World: r3wp

Join the discussions in the REBOL3 world...

[Parse] Discussion of PARSE dialect

older newer	first last
Rebolek 26-May-2007 [1848]	more or less
BrianH 26-May-2007 [1849x14]	BTW, "a*a" is directly equivalent to [any "a" "a"], not some.
	It still won't work directly.
	Rebolek, I am rewriting the regset function. Do you want to support decreasing ranges or do you want the characters to be added individually lick they are with charset? I can do either.
	; Version with support for decreasing ranges regset: func [expression /local out negate? b e x] [ negate?: false out: make bitset! [] parse/all expression [ opt ["~" (negate?: true)] some [ "-" (insert out #"-") \| b: skip "-" e: skip ( b: first b e: first e loop 1 + ( either b > e [b - x: e] [e - x: b] ) [ insert out x x: 1 + x ] ) \| x: skip (insert out first x) ] ] if negate? [out: complement out] out ] ; Version without support for decreasing ranges regset: func [expression /local out negate? b e x] [ negate?: false out: make bitset! [] parse/all expression [ opt ["~" (negate?: true)] some [ "-" (insert out #"-") \| b: skip "-" e: skip ( b: first b e: first e either b > e [ insert insert insert out b #"-" e ] [ loop 1 + e - b [ insert out b b: 1 + b ] ] ) \| x: skip (insert out first x) ] ] if negate? [out: complement out] out ]

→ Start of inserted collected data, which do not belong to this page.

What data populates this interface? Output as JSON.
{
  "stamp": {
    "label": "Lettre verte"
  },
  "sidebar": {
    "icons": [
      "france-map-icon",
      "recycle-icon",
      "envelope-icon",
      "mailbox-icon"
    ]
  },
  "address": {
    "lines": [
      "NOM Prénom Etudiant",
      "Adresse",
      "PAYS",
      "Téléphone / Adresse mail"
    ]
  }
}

	Most of the changes were made to make it faster and to use less memory overhead. - It is faster for parse to match a one-character string than a character value. - Insert is faster than union, and makes no temporaries. - If you are capturing a single character, I think [a: skip (a: first a)] is faster than [copy a skip (a: first a)]. - Path access is slower than the equivalent native, so [first a] instead of [a/1]. - The fastest loop is loop, even with the math to calculate the number of times.
	I may end up with the wrong data type to do the [x: 1 + x] rather than [x: x + 1], same with b in the second version.

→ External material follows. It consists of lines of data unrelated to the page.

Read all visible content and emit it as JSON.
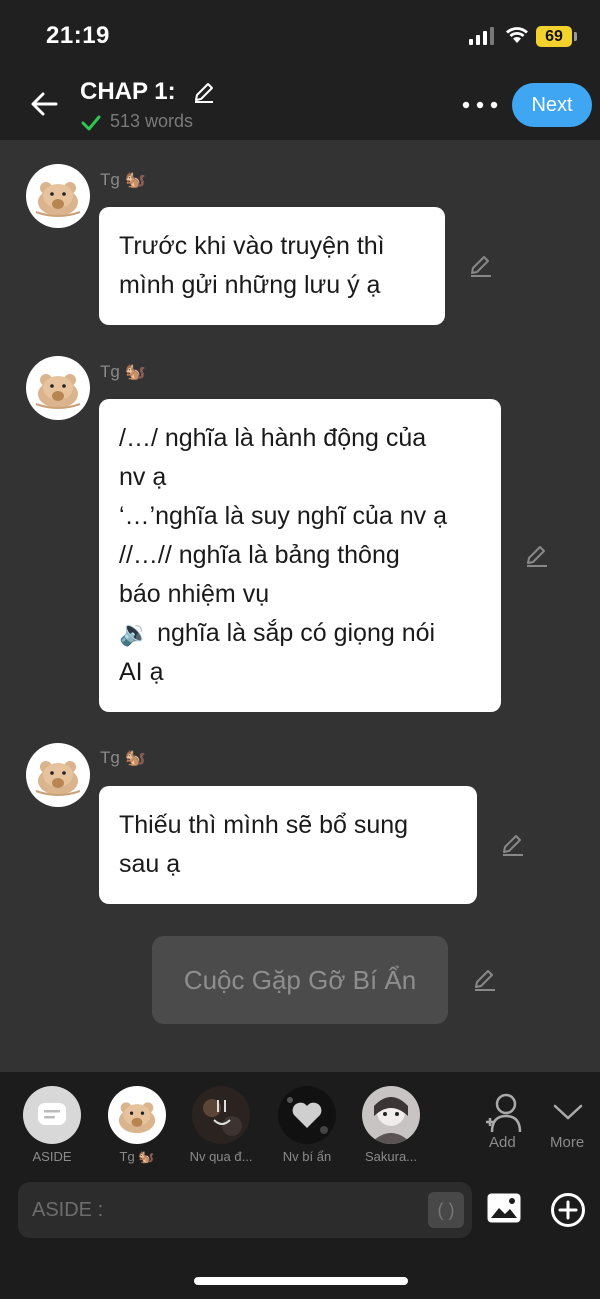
{
  "status_bar": {
    "time": "21:19",
    "battery": "69"
  },
  "header": {
    "title": "CHAP 1:",
    "word_count": "513 words",
    "next_label": "Next"
  },
  "messages": [
    {
      "sender": "Tg 🐿️",
      "lines": [
        "Trước khi vào truyện thì",
        "mình gửi những lưu ý ạ"
      ]
    },
    {
      "sender": "Tg 🐿️",
      "lines": [
        "/…/ nghĩa là hành động của",
        "nv ạ",
        "‘…’nghĩa là suy nghĩ của nv ạ",
        "//…// nghĩa là bảng thông",
        "báo nhiệm vụ",
        "🔉 nghĩa là sắp có giọng nói",
        "AI ạ"
      ]
    },
    {
      "sender": "Tg 🐿️",
      "lines": [
        "Thiếu thì mình sẽ bổ sung",
        "sau ạ"
      ]
    }
  ],
  "aside_text": "Cuộc Gặp Gỡ Bí Ẩn",
  "characters": [
    {
      "label": "ASIDE"
    },
    {
      "label": "Tg 🐿️"
    },
    {
      "label": "Nv qua đ..."
    },
    {
      "label": "Nv bí ẩn"
    },
    {
      "label": "Sakura..."
    }
  ],
  "tools": {
    "add_label": "Add",
    "more_label": "More"
  },
  "input": {
    "placeholder": "ASIDE :",
    "paren": "( )"
  },
  "colors": {
    "accent": "#3ea6f2",
    "background": "#333333",
    "panel": "#1c1c1c"
  }
}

	Aside from the one-time bind, repeat may be faster than loop with a self-incremented index.
	I haven't tried to support escaped characters or subrange checks yet. The subrange check may be faster to support by copy/part on the source, or faster yet by inlining the code into the greater regex engine. I'm not sure how the helper variables would be affected by the tasking support of R3, but they sure aren't reentrant on R2.
	The standard backtracking of parse only happens upon alternation. To support the *, + and ? behavior of regexes, you either have to roll your own backtracking or have the compiler convert to using first and follow sets. In contrast to how your links describe the behavior of regex engines, it might be easier to make parse support lazy rather than greedy behavior of its iterators - they are greedy by default, but so much so that the first and follow sets shouldn't overlap.
	It might be a good idea to run a peephole optimizer on the patterns before compiling them, to convert ones like "aa" to "aa".
	It looks like repeat doesn't bind its argument, so it is definitely faster in this case.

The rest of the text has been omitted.